Century Foundation Study: No Federal Action is Forcing States to Act
...and over-react. This study was widely cited last week, although the findings are less that earth-shaking. The rapid growth of immigrant communities in new destinations (those outside the U.S. Mexico borderlands) has forced state and local governments to tackle immigration problems, especially since the federal government has done nothing signficant to address the issues.
The study analyzed immigration politics in North Carolina, Georgia, Iowa, Nebraska, and Minnesota. You can find the full study at

Immigrant Voices
This article from Friday's Washington Post highlights an exchange program at Georgetown Day School with Annandale High (in Northern Virginia).
These emissaries from the
Annandale High School Hispanic Leadership Club faced a crowd they feared would be intimidating -- a few hundred students from the prestigious Georgetown Day School in Northwest Washington. Students at the private school have been studying immigration, and the Annandale teenagers are living it. So they came together for a town hall meeting in Georgetown Day's bright atrium.
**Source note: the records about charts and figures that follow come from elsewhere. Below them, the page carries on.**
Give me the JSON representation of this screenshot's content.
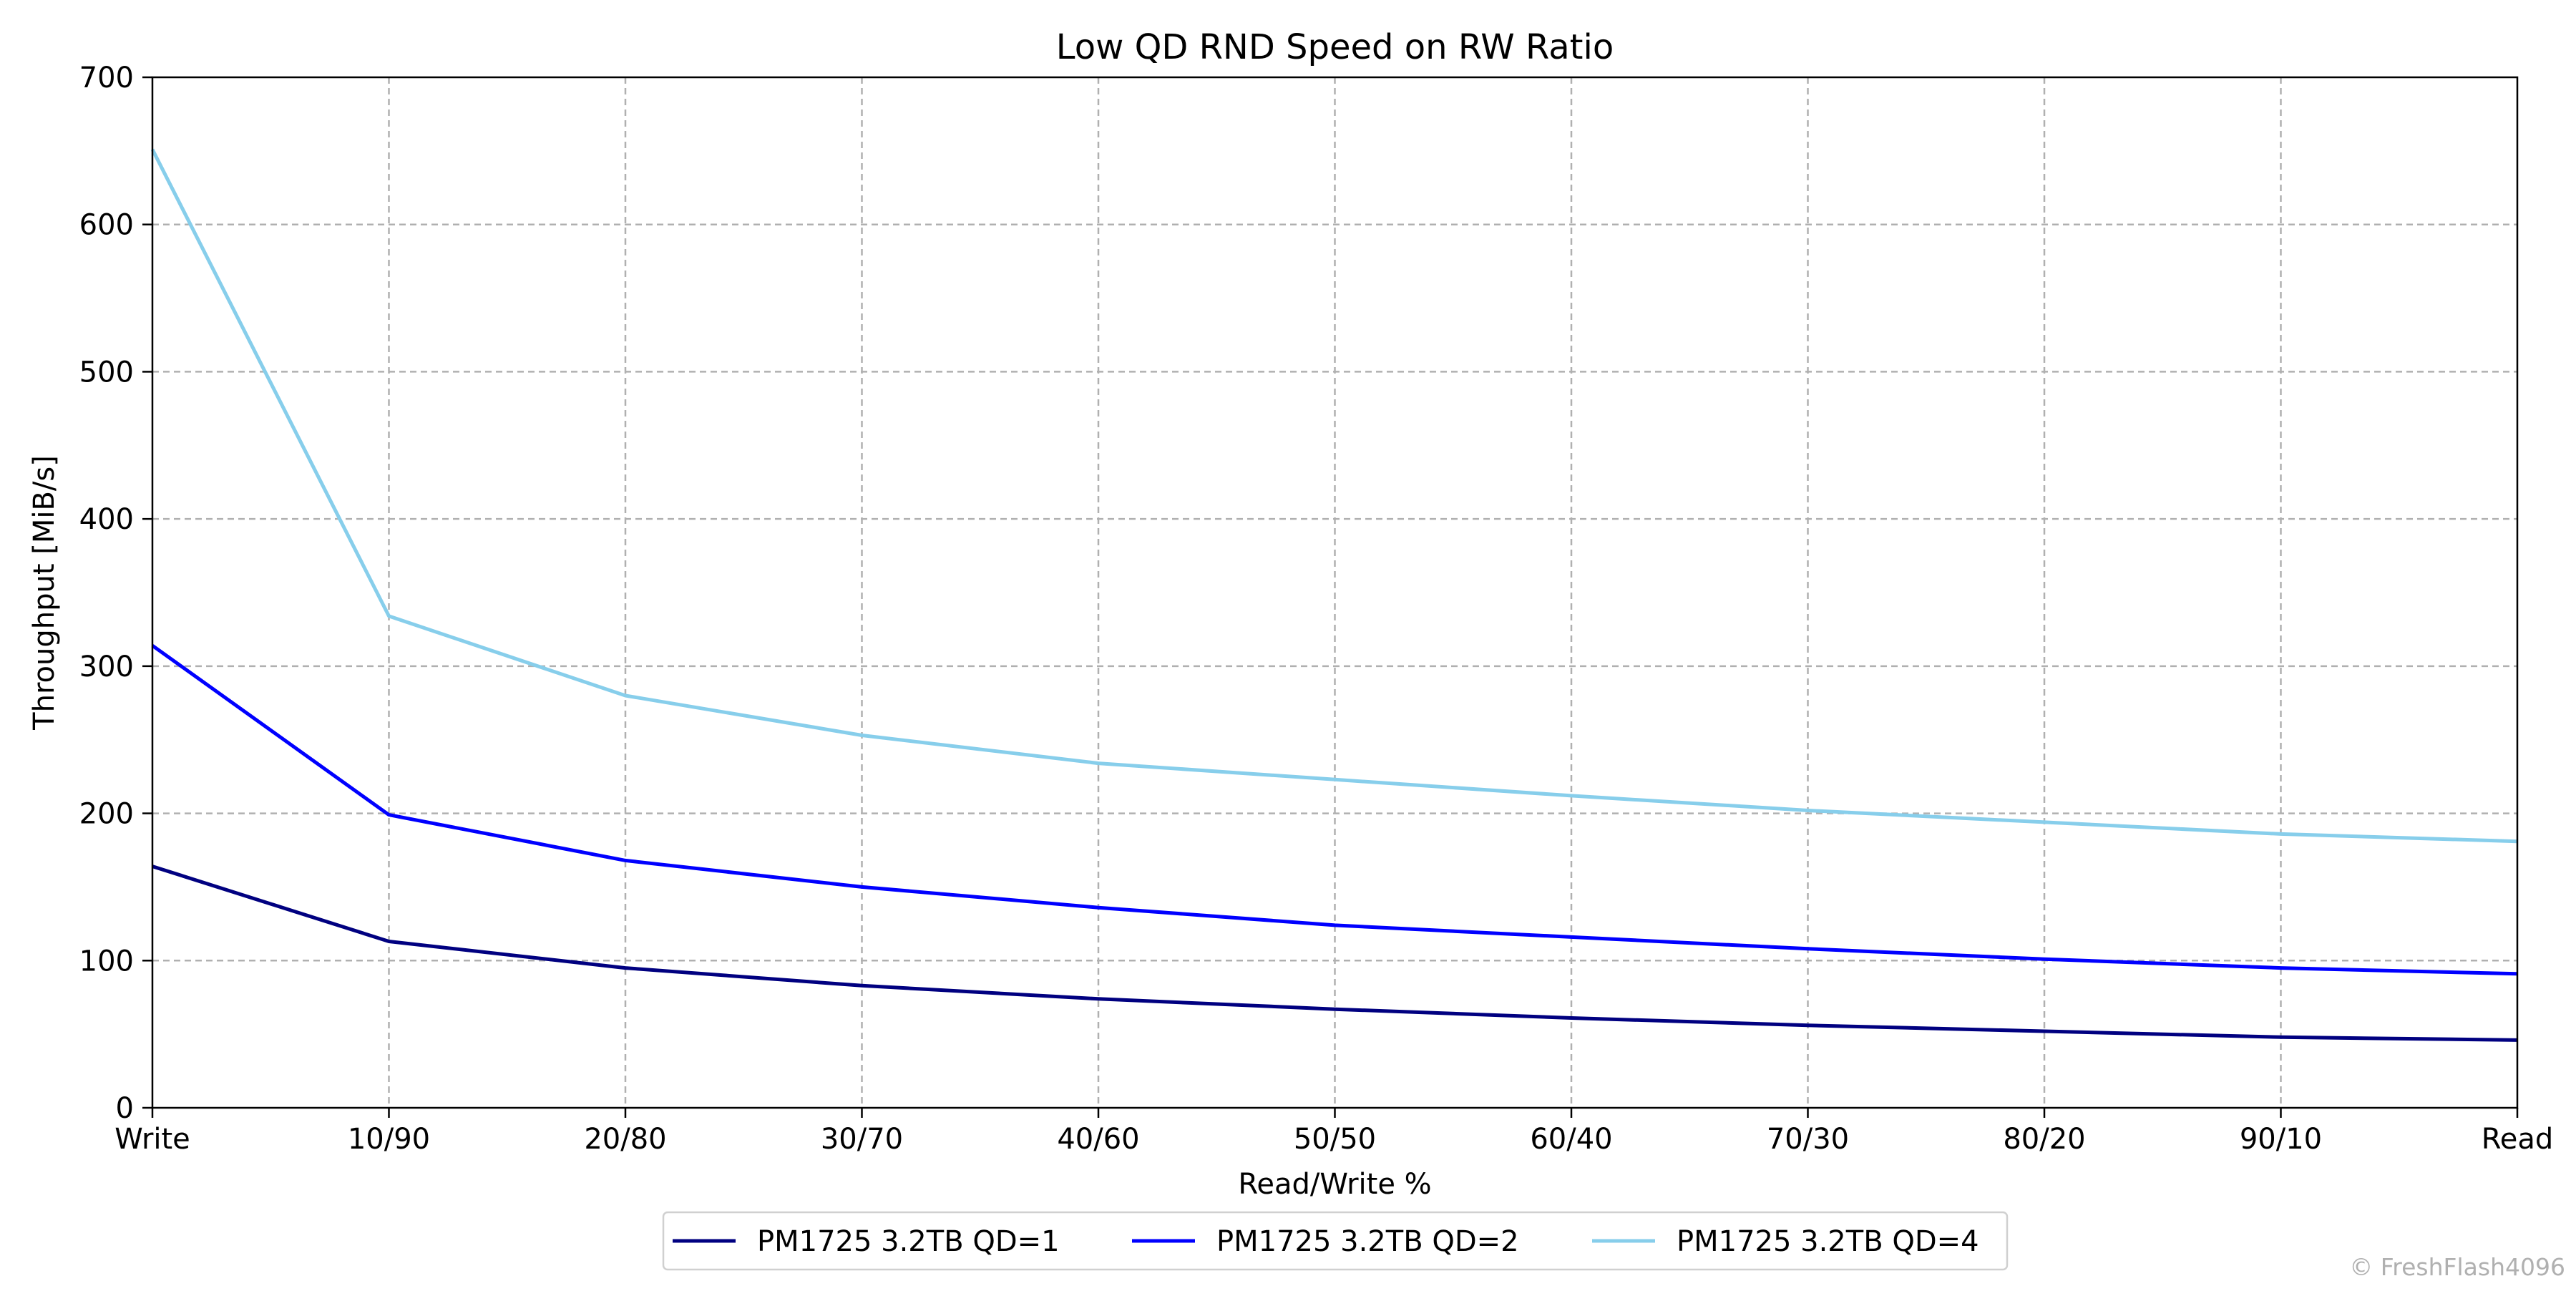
{
  "chart_data": {
    "type": "line",
    "title": "Low QD RND Speed on RW Ratio",
    "xlabel": "Read/Write %",
    "ylabel": "Throughput [MiB/s]",
    "categories": [
      "Write",
      "10/90",
      "20/80",
      "30/70",
      "40/60",
      "50/50",
      "60/40",
      "70/30",
      "80/20",
      "90/10",
      "Read"
    ],
    "ylim": [
      0,
      700
    ],
    "yticks": [
      0,
      100,
      200,
      300,
      400,
      500,
      600,
      700
    ],
    "grid": true,
    "legend_position": "bottom-center",
    "series": [
      {
        "name": "PM1725 3.2TB QD=1",
        "color": "#000080",
        "values": [
          164,
          113,
          95,
          83,
          74,
          67,
          61,
          56,
          52,
          48,
          46
        ]
      },
      {
        "name": "PM1725 3.2TB QD=2",
        "color": "#0000ff",
        "values": [
          314,
          199,
          168,
          150,
          136,
          124,
          116,
          108,
          101,
          95,
          91
        ]
      },
      {
        "name": "PM1725 3.2TB QD=4",
        "color": "#87ceeb",
        "values": [
          651,
          334,
          280,
          253,
          234,
          223,
          212,
          202,
          194,
          186,
          181
        ]
      }
    ]
  },
  "watermark": "© FreshFlash4096"
}
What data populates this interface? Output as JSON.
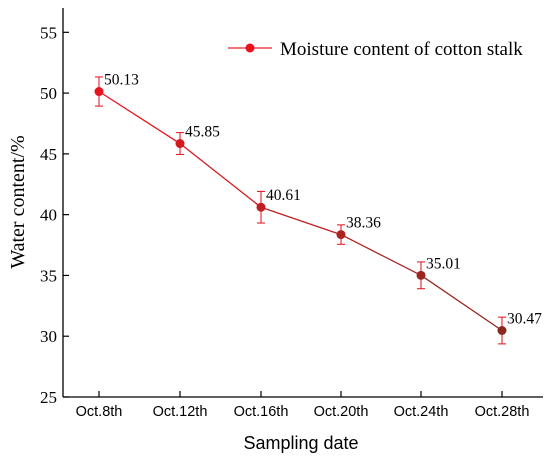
{
  "chart_data": {
    "type": "line",
    "xlabel": "Sampling date",
    "ylabel": "Water content/%",
    "categories": [
      "Oct.8th",
      "Oct.12th",
      "Oct.16th",
      "Oct.20th",
      "Oct.24th",
      "Oct.28th"
    ],
    "ylim": [
      25,
      57
    ],
    "yticks": [
      25,
      30,
      35,
      40,
      45,
      50,
      55
    ],
    "grid": false,
    "legend_position": "top-right",
    "series": [
      {
        "name": "Moisture content of cotton stalk",
        "values": [
          50.13,
          45.85,
          40.61,
          38.36,
          35.01,
          30.47
        ],
        "error": [
          1.2,
          0.9,
          1.3,
          0.8,
          1.1,
          1.1
        ],
        "data_labels": [
          "50.13",
          "45.85",
          "40.61",
          "38.36",
          "35.01",
          "30.47"
        ],
        "color": "#e8202a",
        "marker_colors": [
          "#e8131d",
          "#d41a1f",
          "#c01f22",
          "#ab2322",
          "#9a2620",
          "#8a2a1e"
        ]
      }
    ]
  }
}
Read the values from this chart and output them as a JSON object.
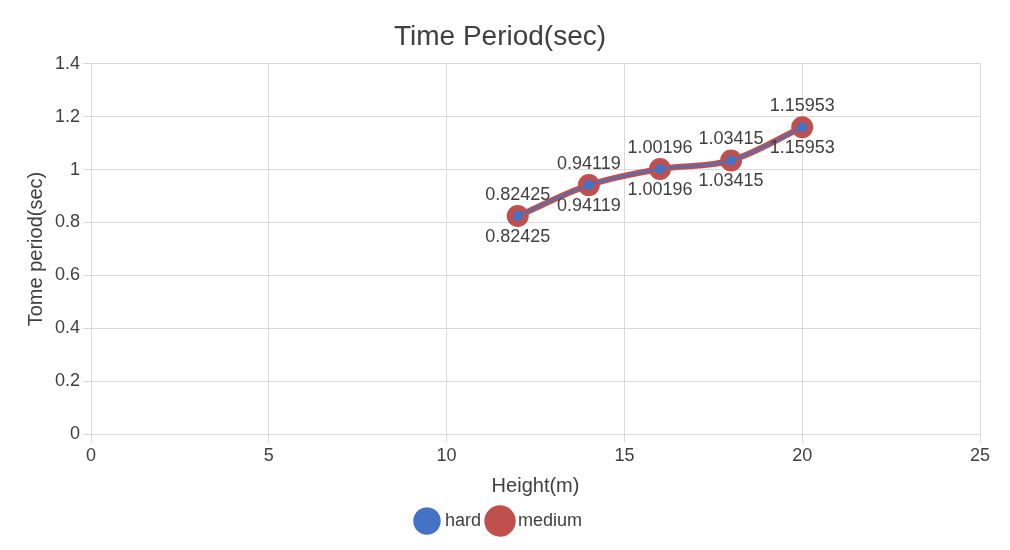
{
  "chart_data": {
    "type": "line",
    "title": "Time Period(sec)",
    "xlabel": "Height(m)",
    "ylabel": "Tome period(sec)",
    "x": [
      12,
      14,
      16,
      18,
      20
    ],
    "series": [
      {
        "name": "hard",
        "color": "#4472c4",
        "values": [
          0.82425,
          0.94119,
          1.00196,
          1.03415,
          1.15953
        ]
      },
      {
        "name": "medium",
        "color": "#c0504d",
        "values": [
          0.82425,
          0.94119,
          1.00196,
          1.03415,
          1.15953
        ]
      }
    ],
    "xlim": [
      0,
      25
    ],
    "xticks": [
      0,
      5,
      10,
      15,
      20,
      25
    ],
    "ylim": [
      0,
      1.4
    ],
    "yticks": [
      0,
      0.2,
      0.4,
      0.6,
      0.8,
      1,
      1.2,
      1.4
    ],
    "grid": true,
    "legend": "bottom",
    "marker": "circle",
    "line_style": "solid",
    "data_labels": true
  }
}
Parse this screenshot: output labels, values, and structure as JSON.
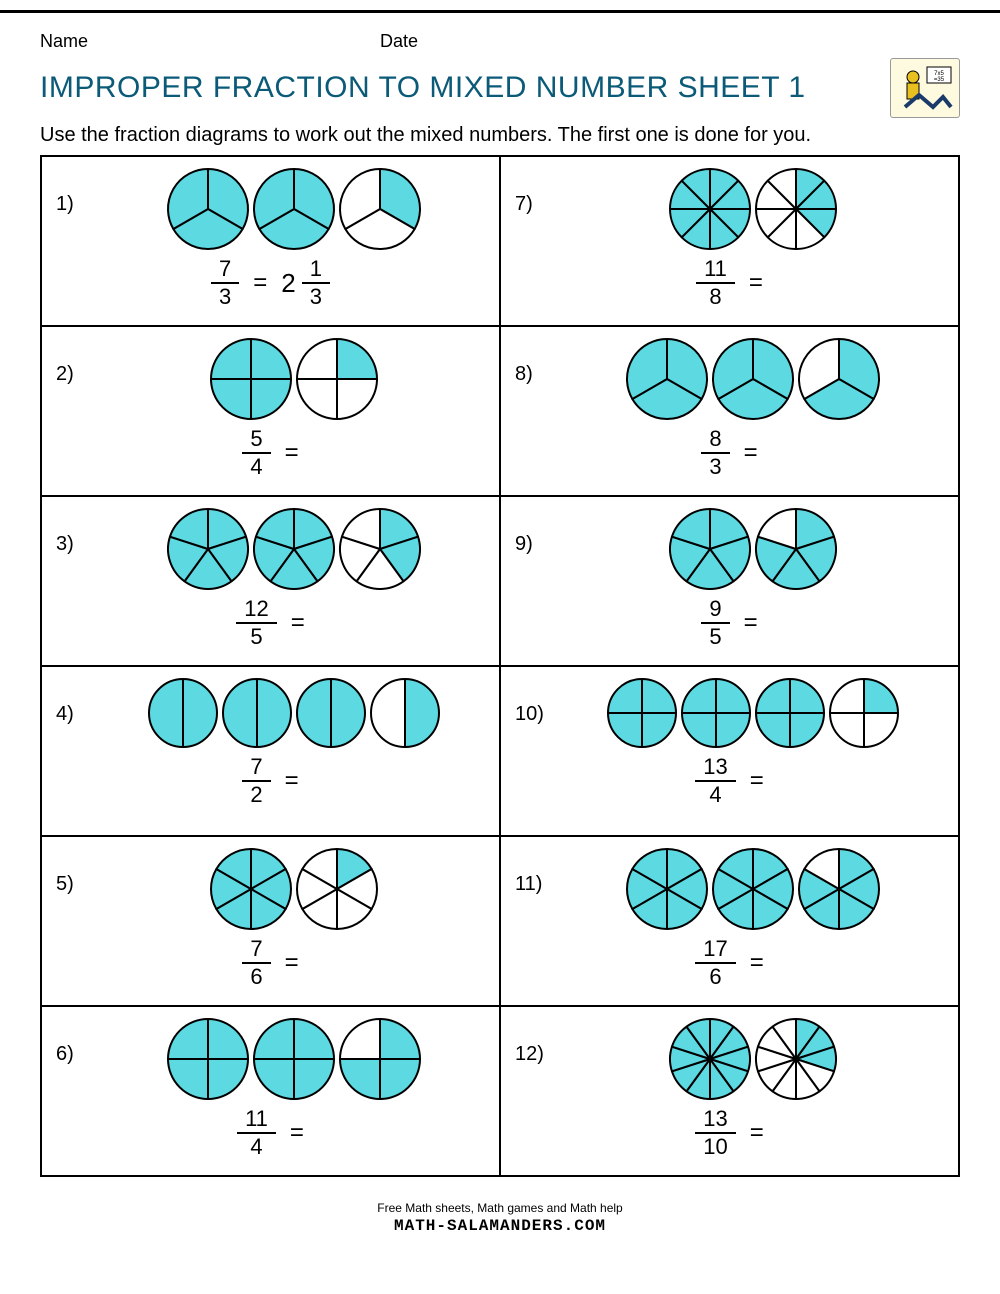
{
  "header": {
    "name_label": "Name",
    "date_label": "Date"
  },
  "title": "IMPROPER FRACTION TO MIXED NUMBER SHEET 1",
  "instructions": "Use the fraction diagrams to work out the mixed numbers. The first one is done for you.",
  "style": {
    "fill_color": "#5dd9e2",
    "empty_color": "#ffffff",
    "stroke_color": "#000000",
    "stroke_width": 2,
    "circle_radius": 40,
    "title_color": "#0a5a78",
    "border_color": "#000000"
  },
  "problems": [
    {
      "n": "1)",
      "numerator": 7,
      "denominator": 3,
      "answer": {
        "whole": 2,
        "num": 1,
        "den": 3
      }
    },
    {
      "n": "2)",
      "numerator": 5,
      "denominator": 4,
      "answer": null
    },
    {
      "n": "3)",
      "numerator": 12,
      "denominator": 5,
      "answer": null
    },
    {
      "n": "4)",
      "numerator": 7,
      "denominator": 2,
      "answer": null
    },
    {
      "n": "5)",
      "numerator": 7,
      "denominator": 6,
      "answer": null
    },
    {
      "n": "6)",
      "numerator": 11,
      "denominator": 4,
      "answer": null
    },
    {
      "n": "7)",
      "numerator": 11,
      "denominator": 8,
      "answer": null
    },
    {
      "n": "8)",
      "numerator": 8,
      "denominator": 3,
      "answer": null
    },
    {
      "n": "9)",
      "numerator": 9,
      "denominator": 5,
      "answer": null
    },
    {
      "n": "10)",
      "numerator": 13,
      "denominator": 4,
      "answer": null
    },
    {
      "n": "11)",
      "numerator": 17,
      "denominator": 6,
      "answer": null
    },
    {
      "n": "12)",
      "numerator": 13,
      "denominator": 10,
      "answer": null
    }
  ],
  "footer": {
    "line1": "Free Math sheets, Math games and Math help",
    "line2": "MATH-SALAMANDERS.COM"
  },
  "equals": "="
}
Georgetown Day students listened as Carlos told of how his mother was pregnant with him when his parents slipped across the U.S.-Mexico border by jumping fences and hiding in sewers. Silvina Orellana, 16, said that her father was deported to her native Argentina and that she hopes he can come back someday. Before long, the teenagers were chatting freely about stereotypes, homecoming games and college plans.

The article goes on to explain that, once the students started chatting, they found they had a lot in common, and in some instances, promised to stay in touch. Bringing these students together was a simple plan that did much to further understanding about immigrants and their lives here in the U.S. Other school districts would do well to follow Georgetown Day's example.